“The Wire” was determined not to be another story of hero cops and faceless perps. No group on “The Wire” would be less fully human than any other. Every element of the drug chain was richly drawn, from the kingpins to the low-level soldiers holding the corners to the junkies. “The Wire” didn’t just have a cast, it had an ecosystem.
It also had an ideology. The drug trade, the show recognized, was capitalism in its most raw, potent, uncut form, with a killer product, a captive market and a disposable work force. No character illustrates this better than the gangster economics student Stringer, whose business training makes him both more pragmatic and more brutal: He’ll avoid violence if it’s bad for profits, but when he does go to war, it’s with a machine-like coldness. After all, it’s just business.
In a famous early scene, the gang captain D’Angelo Barksdale (Lawrence Gilliard Jr.) teaches his corner boys chess, using drug-world analogies. The pawns — i.e., them — die early, advance rarely and win never. “The king stay the king.” But the parable that sticks with me comes when the young dealer Wallace (Michael B. Jordan), savoring a Chicken McNugget, says that the man who invented them must be rich.
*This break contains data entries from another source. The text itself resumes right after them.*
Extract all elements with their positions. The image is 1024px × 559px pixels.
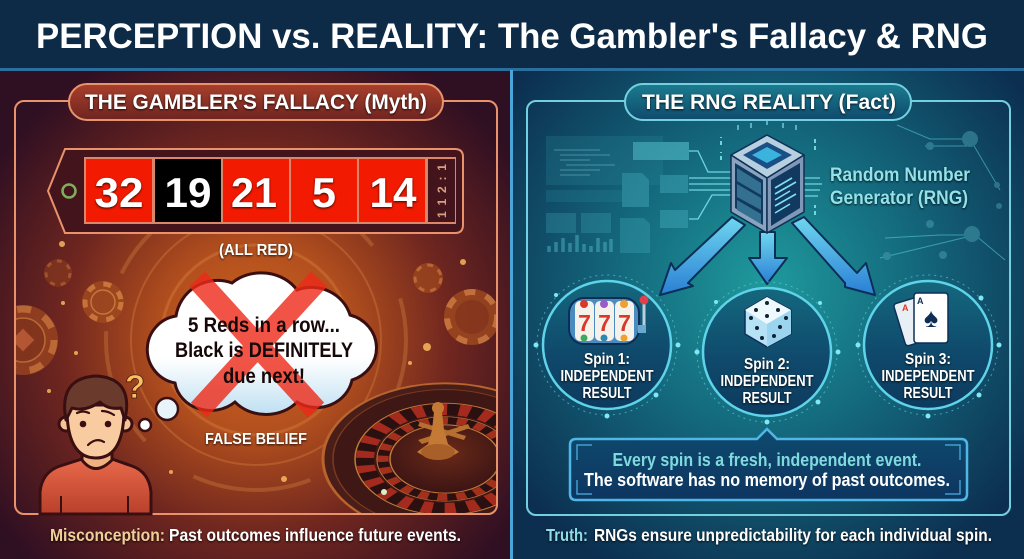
icon: slot machine: 7 (598, 310, 611, 336)
spin 3: RESULT (904, 385, 953, 402)
cell 5 (291, 159, 357, 222)
right background (513, 70, 1024, 559)
left background (0, 70, 511, 559)
circuit lines around server (689, 105, 822, 219)
spin 3: INDEPENDENT (882, 368, 975, 385)
cell 19: 19 (164, 169, 212, 216)
icon: playing cards (893, 293, 948, 346)
spin 2: RESULT (742, 390, 792, 407)
spin 1: INDEPENDENT (560, 368, 654, 385)
spin 2: INDEPENDENT (720, 373, 814, 390)
red cross (197, 279, 319, 410)
icon: slot machine: 7 (578, 310, 591, 336)
truth caption: Truth: (546, 525, 588, 545)
rng label: Random Number (830, 165, 971, 186)
code window (546, 136, 663, 185)
arrow right (792, 217, 875, 295)
icon: slot machine: 7 (618, 310, 631, 336)
heading pill (625, 84, 911, 120)
shirt (40, 459, 151, 514)
tech backdrop (546, 125, 1005, 260)
thought bubbles (139, 398, 178, 431)
icon: playing cards: A (902, 303, 909, 313)
rng label: Generator (RNG) (830, 188, 968, 209)
person (40, 376, 151, 514)
header band (0, 0, 1024, 71)
icon: slot machine (569, 296, 648, 344)
payout cell: 1 1 2 : 1 (435, 164, 449, 218)
cell 32 (86, 159, 152, 222)
false belief label: FALSE BELIEF (205, 431, 307, 448)
roulette number strip (48, 149, 463, 233)
center divider (510, 70, 513, 559)
network traces (880, 125, 1005, 260)
server cube (731, 135, 804, 233)
heading pill: THE GAMBLER'S FALLACY (Myth) (85, 91, 427, 114)
cell 19 (155, 159, 221, 222)
spin 2 (694, 282, 840, 424)
cloud text: Black is DEFINITELY (175, 339, 353, 362)
face (67, 405, 124, 458)
heading pill: THE RNG REALITY (Fact) (642, 91, 896, 114)
callout: Every spin is a fresh, independent event. (612, 450, 922, 470)
rng label (830, 165, 971, 209)
mini bars (549, 235, 611, 252)
icon: playing cards: A (917, 296, 924, 306)
arrow left (660, 217, 745, 295)
hair (65, 376, 127, 420)
payout cell (428, 159, 455, 222)
arrow middle (749, 232, 787, 284)
arrows (660, 217, 875, 295)
poker chips (0, 259, 500, 375)
neck (82, 445, 112, 468)
question mark: ? (125, 368, 145, 405)
folders (546, 142, 689, 253)
cell 14 (359, 159, 425, 222)
panel: myth (14, 83, 498, 546)
misconception caption: Past outcomes influence future events. (169, 525, 461, 545)
icon: dice (745, 297, 791, 347)
panel frame (15, 101, 497, 514)
wheel spindle (417, 402, 470, 460)
cell 32: 32 (94, 169, 144, 216)
cell 21: 21 (231, 169, 277, 216)
cell 14: 14 (370, 169, 417, 216)
spin 1: RESULT (582, 385, 632, 402)
facial features (77, 411, 114, 445)
spin 3 (856, 275, 1002, 418)
ears (59, 417, 73, 431)
cloud text: 5 Reds in a row... (188, 314, 340, 337)
cloud text: due next! (223, 365, 305, 388)
roulette wheel (322, 382, 496, 513)
panel frame (527, 101, 1010, 515)
title: PERCEPTION vs. REALITY: The Gambler's Fallacy & RNG (36, 17, 988, 56)
icon: playing cards: ♠ (924, 303, 938, 333)
misconception caption: Misconception: (50, 525, 165, 545)
zero marker (62, 184, 76, 198)
heading pill (69, 84, 443, 120)
spin 2: Spin 2: (744, 356, 790, 373)
casino backdrop (16, 234, 496, 513)
panel: fact (527, 84, 1010, 545)
spin 1 (534, 275, 680, 418)
spin 3: Spin 3: (905, 351, 951, 368)
cell 21 (223, 159, 289, 222)
thought cloud (147, 273, 376, 415)
spin 1: Spin 1: (584, 351, 630, 368)
cell 5: 5 (312, 169, 336, 216)
all red label: (ALL RED) (219, 242, 293, 259)
callout: The software has no memory of past outcomes. (584, 470, 950, 490)
cloud text (175, 314, 353, 388)
callout (570, 429, 967, 500)
wheel ball (381, 489, 387, 495)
D’Angelo scoffs. Ronald McDonald is rich, he says. “Mr. Nugget,” he adds, is “still working in the basement for regular wage,” thinking of ways “to make the fries taste better.”
In the world of “The Wire,” everyone who’s not on top — police, drug dealer, bureaucrat — is in that basement, managing upward and hustling to find ways to keep Ronald McDonald happy. The clown stays the clown.
A tough sell
The first season spins a satisfying detective story. Then it asks: Did any of this matter? The gang keeps running, under new management. McNulty gets exiled to a police boat for ticking off his superiors. The money trail to local politicians is left hanging. The story you spent 13 gripping hours following is barely a Band-Aid on the city’s dysfunction.